The Raymond Priestley Centre, near Coniston in the Lake District, which is used for outdoor pursuits and field work. There is also a Masonic Lodge that has been associated with the University since 1938.
University of Birmingham Observatory
The University of Birmingham Astronomical Observatory
In the early 1980s, the University of Birmingham constructed an observatory next to the university playing fields, approximately 5 miles (8.0 km) south of the Edgbaston campus. The site was chosen because the night sky was ~100 times darker than the skies above campus. First light was on 8 December 1982, and the Observatory was officially opened by the Astronomer Royal, Francis Graham-Smith, on 13 June 1984. The observatory was upgraded in 2013.
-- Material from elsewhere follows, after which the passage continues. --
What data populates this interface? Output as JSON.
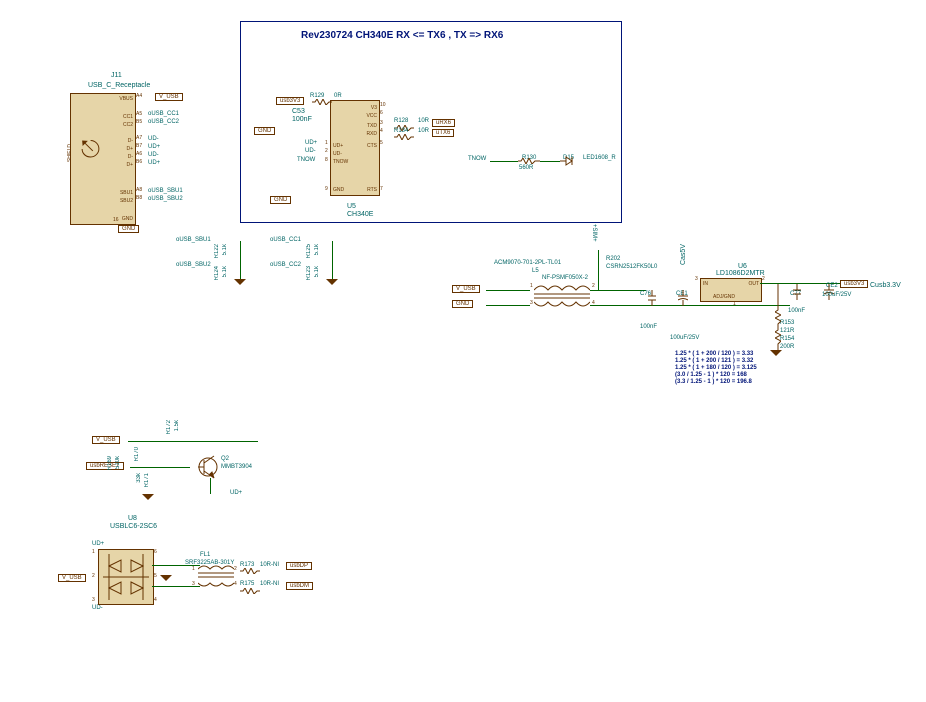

The Observatory is used primarily for undergraduate teaching. It has two main instruments, a 16″ Cassegrain (working at f/19) and a 14″ Meade LX200R (working at f/6.35). A third telescope is also present and is used exclusively for visual observations.
Members of the public are given chance to visit the Observatory at regular Astronomy in the City events during the winter months. These events include a talk on the night sky from a member of the University’s student Astronomical Society; a talk on current astrophysics research, such as exoplanets, galaxy clusters or gravitational-wave astronomy, a question-and-answer session, and the chance to observing using telescopes both on campus and at the Observatory.
The original coat of arms was designed in 1900. It features a double headed lion (on the left) and a mermaid holding a mirror and comb (to the right). These symbols owe to the coat of arms of the institution’s predecessor, Mason College.
In 2005 the university began rebranding itself. A simplified edition of the shield which had been introduced in the 1980s reverted to a detailed version based on how it appears on the university’s original Royal Charter.